There's an area where we've been way, way ahead of the curve for 70 years now.

It's sound.

Long before GPT, image synthesis, video deep-fakes and these imagined "Photoshop for words", we had sound synthesis.

That's a very useful marker. Because we can read the things people were saying about the future of sound, their hopes, fears and predictions as far back as the 1960s when Robert Moog and Wendy Carlos were patching modular synths.

Most of the fears and predictions turned out to be rubbish. Musicians, orchestras and live events didn't get replaced. Instead we invented synth-pop bands.

And many of the things technologists imagined people would want to do, turned out to be way off the mark. To my knowledge Isao Tomita was the only talented artist to "replace an orchestra" with synthesisers. Most people who used the tools "as intended" were artless, and forgettable. Everyone else ran riot in the parameter space - messing and subverting the technology to get the weirdest punk-ass squelches and wobbles possible.
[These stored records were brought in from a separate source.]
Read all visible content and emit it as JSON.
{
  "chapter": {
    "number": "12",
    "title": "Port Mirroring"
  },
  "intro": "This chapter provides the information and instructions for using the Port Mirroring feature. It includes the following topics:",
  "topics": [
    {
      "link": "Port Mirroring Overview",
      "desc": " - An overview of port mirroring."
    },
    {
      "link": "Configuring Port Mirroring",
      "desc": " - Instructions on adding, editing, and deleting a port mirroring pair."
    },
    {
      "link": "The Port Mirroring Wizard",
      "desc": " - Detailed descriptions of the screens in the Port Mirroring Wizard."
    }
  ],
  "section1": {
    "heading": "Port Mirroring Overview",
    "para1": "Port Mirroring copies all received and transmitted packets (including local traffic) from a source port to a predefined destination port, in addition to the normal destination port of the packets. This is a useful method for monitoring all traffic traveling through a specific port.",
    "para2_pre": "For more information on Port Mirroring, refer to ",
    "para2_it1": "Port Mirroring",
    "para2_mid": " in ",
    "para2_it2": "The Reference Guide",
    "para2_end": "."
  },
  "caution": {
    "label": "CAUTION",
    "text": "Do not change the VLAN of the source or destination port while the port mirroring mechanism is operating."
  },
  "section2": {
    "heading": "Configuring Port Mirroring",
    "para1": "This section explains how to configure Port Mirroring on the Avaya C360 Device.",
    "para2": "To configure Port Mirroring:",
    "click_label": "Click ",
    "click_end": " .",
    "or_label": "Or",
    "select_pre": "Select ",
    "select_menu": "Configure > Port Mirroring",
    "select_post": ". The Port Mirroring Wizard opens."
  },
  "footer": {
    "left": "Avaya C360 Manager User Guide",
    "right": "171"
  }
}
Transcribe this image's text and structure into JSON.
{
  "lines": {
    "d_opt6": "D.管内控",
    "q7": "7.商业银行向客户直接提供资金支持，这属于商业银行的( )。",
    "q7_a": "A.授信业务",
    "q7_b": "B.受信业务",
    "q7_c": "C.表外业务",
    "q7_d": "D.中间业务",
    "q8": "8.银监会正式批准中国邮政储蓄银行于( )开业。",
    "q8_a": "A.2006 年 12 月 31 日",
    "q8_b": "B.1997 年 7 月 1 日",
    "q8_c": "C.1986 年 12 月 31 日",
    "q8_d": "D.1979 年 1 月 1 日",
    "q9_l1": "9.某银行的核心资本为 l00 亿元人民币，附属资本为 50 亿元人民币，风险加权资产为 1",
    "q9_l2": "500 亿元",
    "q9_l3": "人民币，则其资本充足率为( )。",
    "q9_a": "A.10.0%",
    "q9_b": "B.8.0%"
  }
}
So I always have to look on these "How synthetic X is going to make the real X obsolete" with a pinch of salt.


I think there's difference between synthesizers, which I would compare to something like different paints and brushes and papers, and then Photoshop and Corel draw and whatnot; and where image generators are heading which is more analogous to automatic music generation.

I will also put it forward that for reasons I'm ignorant of, eye seems to be more readily fooled than ear. 20 years ago with crappy tools all I had to do was smudge and clone a hydrant in a photo and it would effectively be gone for 99% of observers. But similarly primitive ways of trying to change or alter a sound file were immediatelly noticed by all listeners.


> So I always have to look on these "How synthetic X is going to make the real X obsolete" with a pinch of salt.

From your comment, it seems that the linked article is far more fear-mongering than it is; I gathered a mostly optimistic tone from it.

The final paragraph -

> While some of these capabilities sound a bit scary at first, they will eventually become as mundane as “desaturate”, “Gaussian blur” or any regular image filter, and unlock new creative potential.


The analogy to sound synthesis is strange to me. As both a musician whose primary instruments are acoustic guitars and computer software, and as a writer of poetry, prose and essays. I can’t speak to fears of synthesis obsoleting other music performance, mostly what I’ve heard expressed is snobbish purity that it’s not “real”—either real talent, real music, or real performance. But at the end of the day, synthetic instruments are still instruments. Fundamentally a primitive like a string or a reed attached to something which lets you make sound from it. A “simple machine” in the mechanics sense. They’re not composition synthesis, which is definitely an area of exploration now, and which is more akin to image and video synthesis.

Photoshop conceptually sits somewhere between these two extremes of electronically-aided creation, but much closer to sound synthesis, than what the author is hypothesizing. I can’t even think of a text analogy for sound synthesis as you’ve described. The least nonsensical imagined example I can think of is “this word does not exist” (as in word synthesis), which would be more valuable as a game or a gag than as a tool.


While I don't necessarily disagree with the sentiment, I think the antithesis to your argument is that where synthesizers "failed", modern sampling technology has crept in, especially in scoring. It's less common in the feature film industry, but a significant portion of TV and game scores are produced entirely with virtual instruments, or at least have a very heavy sampling component (e.g. recorded solo instrument against a synthetic backing track). Most people can't tell, or don't care - as will most likely be the case with AI-generated or AI-assisted content as it moves forward into various domains.


Some of the stuff he describes like "summarizing text" and such is not like the core Photoshop (or all of Photoshop as it was until very recently, like 5-6 years ago), but more like AI stuff - see: #.

For core text processing that would be similar to how a bitmap editor processes text (fitering, replacement, conversion, etc.), there are some tools, like the aptly named:

https://textsoap.com/mac/

# Photoshop has since added some AI stuff, like for object removal and such, but its main functionality wasn't and is still not about that).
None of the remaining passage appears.